Emergent vs. trained entrepreneurship

Entrepreneurship is the modern-day philosopher’s stone: a mysterious something that supposedly holds the secret to boosting growth and creating jobs.

20130720_WBD000_0This is how a recent Schumpeter column in the Economist starts out. The argument that the author shares with us is basically that the heist for entrepreneurship both in developed countries as well as in developing countries (although he focuses on the first) is based on a faulty understanding of what an entrepreneur actually is:

But what exactly is entrepreneurship (apart from a longer way of saying “enterprise”)? And how should governments encourage it? The policymakers are as confused as the gurus. They assume that it must mean new technology; so they try to create new Silicon Valleys. Or that it is about small businesses; so they focus on fostering start-ups. Both assumptions are misleading.

Based on these faulty assumptions, policies are created (or supported by aid agencies) that are not actually fostering entrepreneurship but often lead to nothing but failing and expensive attempts to recreate technology wonders.

As an alternative, the column promotes a definition of entrepreneurship based on a new book by Daniel Isenberg called “Worthless, Impossible, and Stupid“.

In essence, entrepreneurs are contrarian value creators. They see economic value where others see heaps of nothing. And they see business opportunities where others see only dead ends.

Out of Mr. Isenberg’s writing, the author distills two important bits of advice for policymakers:

First, they should remove barriers to entry, and growth, for all sorts of business, rather than seeking to build particular types of clusters. Second, they should recognise the importance of the profit motive. There has been much fancy talk of “social entrepreneurship”—harnessing enterprise to do good deeds—but in truth the main motivator for entrepreneurs is the chance of making big money. This is what drives people to take huge risks and endure years of hardship. And this is what encourages investors to take a punt on business ideas that, at first sight, look half-crazy.

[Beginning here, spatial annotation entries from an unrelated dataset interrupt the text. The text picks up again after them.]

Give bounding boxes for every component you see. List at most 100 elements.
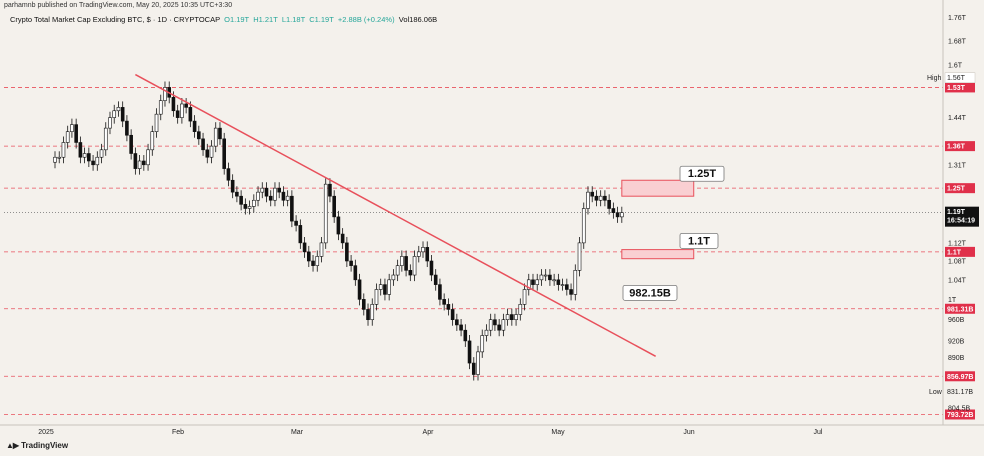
candle-body-69 [345,242,349,262]
candle-body-89 [429,260,434,276]
price-tick-label-10: 920B [948,338,965,345]
candle-body-91 [438,284,442,300]
candle-body-104 [493,319,497,326]
candle-body-21 [142,160,146,166]
candle-body-133 [615,212,620,218]
candle-body-1 [57,156,62,159]
candle-body-98 [467,340,472,364]
price-tick-label-0: 1.76T [948,15,967,22]
candle-body-114 [535,279,540,285]
candle-body-82 [400,256,404,266]
candle-body-44 [239,195,243,205]
candle-body-111 [522,289,527,305]
candle-body-77 [378,284,383,290]
candle-body-45 [243,204,248,209]
candle-body-109 [514,314,518,321]
volume-value: Vol186.06B [398,15,438,24]
symbol-name[interactable]: Crypto Total Market Cap Excluding BTC, $… [10,15,220,24]
candle-body-80 [391,274,396,281]
candle-body-96 [459,324,463,331]
candle-body-30 [180,103,184,118]
candle-body-10 [95,156,100,166]
candle-body-116 [543,274,548,277]
low-marker-value: 831.17B [947,389,973,396]
candle-body-100 [476,351,480,375]
tradingview-logo-icon: ▲▶ [6,441,19,450]
candle-body-67 [336,216,341,235]
candles-layer [53,81,624,381]
time-tick-label-3: Apr [423,429,435,436]
price-tick-label-1: 1.68T [948,38,967,45]
candle-body-125 [581,208,586,244]
ohlc-close: C1.19T [309,15,334,24]
candle-body-15 [116,107,121,112]
candle-body-74 [366,309,370,321]
price-tick-label-6: 1.08T [948,259,967,266]
candle-body-95 [455,319,459,326]
candle-body-60 [306,251,311,262]
ohlc-high: H1.21T [253,15,278,24]
candle-body-127 [590,191,595,197]
level-tag-6: 793.72B [947,412,973,419]
candle-body-34 [197,131,201,140]
candle-body-18 [129,134,133,154]
tradingview-brand[interactable]: ▲▶ TradingView [6,441,68,450]
candle-body-112 [526,279,531,290]
candle-body-61 [311,260,315,266]
level-tag-bg-3 [945,246,975,257]
candle-body-7 [82,153,87,158]
candle-body-122 [569,289,573,295]
level-tag-bg-6 [945,409,975,420]
candle-body-99 [471,362,476,375]
candle-body-41 [226,168,231,181]
candle-body-57 [294,220,298,226]
candle-body-0 [53,156,57,163]
candle-body-58 [298,225,303,244]
time-axis[interactable]: 2025 Feb Mar Apr May Jun Jul [0,424,984,436]
price-tick-label-11: 890B [948,355,965,362]
candle-body-101 [480,335,485,353]
candle-body-108 [510,314,514,321]
candle-body-75 [370,304,375,321]
candle-body-62 [315,256,320,266]
candle-body-8 [87,153,91,162]
price-tick-label-2: 1.6T [948,63,963,70]
candle-body-13 [108,117,112,129]
candle-body-83 [404,256,408,271]
price-tick-label-9: 960B [948,317,965,324]
level-tag-1: 1.36T [947,144,966,151]
candle-body-46 [247,206,252,209]
candle-body-68 [340,233,345,244]
candle-body-128 [594,195,599,201]
candle-body-14 [112,110,117,118]
candle-body-36 [205,149,210,158]
price-axis[interactable]: 1.53T 1.36T 1.25T 1.1T 981.31B 856.97B 793.72B… [927,0,979,425]
callout-box-2 [622,284,678,301]
candle-body-105 [497,324,501,331]
high-marker-label: High [927,75,942,82]
candle-body-50 [264,187,269,197]
candle-body-131 [607,199,611,209]
candle-body-56 [290,195,294,222]
candle-body-85 [412,256,417,276]
candle-body-9 [91,160,95,166]
candle-body-31 [184,103,188,108]
callout-box-1 [679,232,719,249]
candle-body-25 [158,100,163,115]
time-tick-label-1: Feb [172,429,184,436]
candle-body-23 [150,131,155,151]
candle-body-33 [192,120,197,132]
level-tag-5: 856.97B [947,374,973,381]
candle-body-92 [442,299,446,305]
candle-body-28 [171,96,176,112]
candle-body-94 [450,309,455,321]
candle-body-103 [488,319,493,331]
candle-body-123 [573,270,578,295]
candle-body-3 [65,131,70,143]
candle-body-22 [146,149,150,166]
current-price-tag: 1.19T [947,209,966,216]
candle-body-88 [425,247,430,262]
candle-body-48 [256,191,260,201]
ohlc-open: O1.19T [224,15,250,24]
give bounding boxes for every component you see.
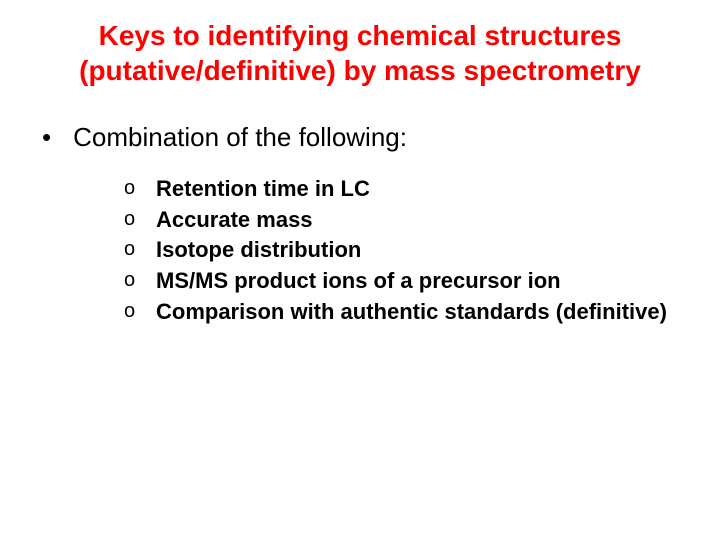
list-item-text: Comparison with authentic standards (def… (156, 298, 667, 327)
bullet-marker: • (42, 122, 51, 153)
list-item-text: Isotope distribution (156, 236, 361, 265)
list-item: o Isotope distribution (124, 236, 680, 265)
circle-marker-icon: o (124, 206, 156, 232)
slide: Keys to identifying chemical structures … (0, 0, 720, 540)
list-item-text: Accurate mass (156, 206, 313, 235)
list-item-text: Retention time in LC (156, 175, 370, 204)
list-item: o Comparison with authentic standards (d… (124, 298, 680, 327)
list-item: o MS/MS product ions of a precursor ion (124, 267, 680, 296)
main-bullet: • Combination of the following: (40, 122, 680, 153)
circle-marker-icon: o (124, 298, 156, 324)
list-item-text: MS/MS product ions of a precursor ion (156, 267, 561, 296)
slide-title: Keys to identifying chemical structures … (60, 18, 660, 88)
sub-list: o Retention time in LC o Accurate mass o… (124, 175, 680, 326)
bullet-text: Combination of the following: (73, 122, 407, 153)
circle-marker-icon: o (124, 175, 156, 201)
circle-marker-icon: o (124, 267, 156, 293)
circle-marker-icon: o (124, 236, 156, 262)
list-item: o Retention time in LC (124, 175, 680, 204)
list-item: o Accurate mass (124, 206, 680, 235)
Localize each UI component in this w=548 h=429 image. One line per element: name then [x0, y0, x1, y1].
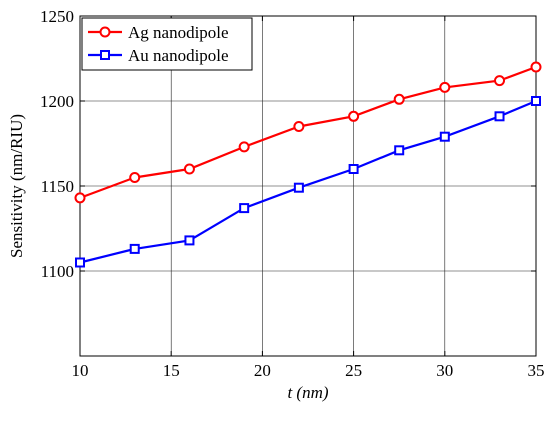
data-point: [348, 110, 360, 122]
data-point: [239, 203, 250, 214]
x-tick-label: 15: [163, 361, 180, 380]
legend-box: [81, 17, 253, 71]
legend-marker: [99, 26, 111, 38]
y-tick-label: 1150: [41, 177, 74, 196]
data-point: [74, 192, 86, 204]
legend-label: Au nanodipole: [128, 46, 229, 65]
series-line: [79, 65, 537, 199]
data-point: [75, 257, 85, 268]
x-tick-label: 35: [528, 361, 545, 380]
x-tick-label: 30: [436, 361, 453, 380]
x-tick-label: 25: [345, 361, 362, 380]
data-point: [129, 243, 140, 254]
data-point: [129, 172, 141, 183]
data-point: [293, 121, 305, 132]
data-point: [348, 164, 359, 174]
data-point: [183, 163, 195, 175]
series-line: [79, 99, 537, 264]
legend: Ag nanodipole Au nanodipole: [81, 17, 253, 71]
data-point: [531, 96, 541, 106]
y-tick-label: 1100: [41, 262, 74, 281]
series-group: [74, 61, 542, 268]
axis-ticks: 10 15 20 25 30 35 1100 1150 1200 1250: [40, 7, 545, 380]
data-point: [394, 145, 405, 156]
legend-label: Ag nanodipole: [128, 23, 229, 42]
y-axis-label: Sensitivity (nm/RIU): [7, 114, 26, 258]
series-1: [74, 61, 542, 204]
y-tick-label: 1250: [40, 7, 74, 26]
data-point: [293, 182, 304, 193]
data-point: [494, 75, 506, 87]
data-point: [439, 81, 451, 93]
y-tick-label: 1200: [40, 92, 74, 111]
x-axis-label: t (nm): [287, 383, 328, 402]
data-point: [184, 235, 195, 246]
data-point: [494, 111, 505, 122]
data-point: [439, 131, 450, 142]
data-point: [238, 141, 250, 153]
legend-marker: [100, 50, 110, 60]
data-point: [530, 61, 542, 73]
series-2: [75, 96, 541, 268]
x-tick-label: 20: [254, 361, 271, 380]
data-point: [393, 93, 405, 105]
x-tick-label: 10: [72, 361, 89, 380]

I think that these points are also extremely important for the field of economic development in developing and emerging economies. We need to reflect on the way we foster entrepreneurship with our programs. Should we continue to train a large number of people to become entrepreneurs in pre-defined sectors with business models developed by international consultants? Or should we rather prepare the ground for entrepreneurs à la Isenberg to emerge and implement their own radical business ideas – that are tested following a variation, adaptation and selection logic right where they need to work? For me, the latter has a big appeal. How exactly we can do that I am not sure. But it definitely links back to my last post of good practice vs. emergent practice and the need to strengthen local innovation systems instead of imposing innovative solutions.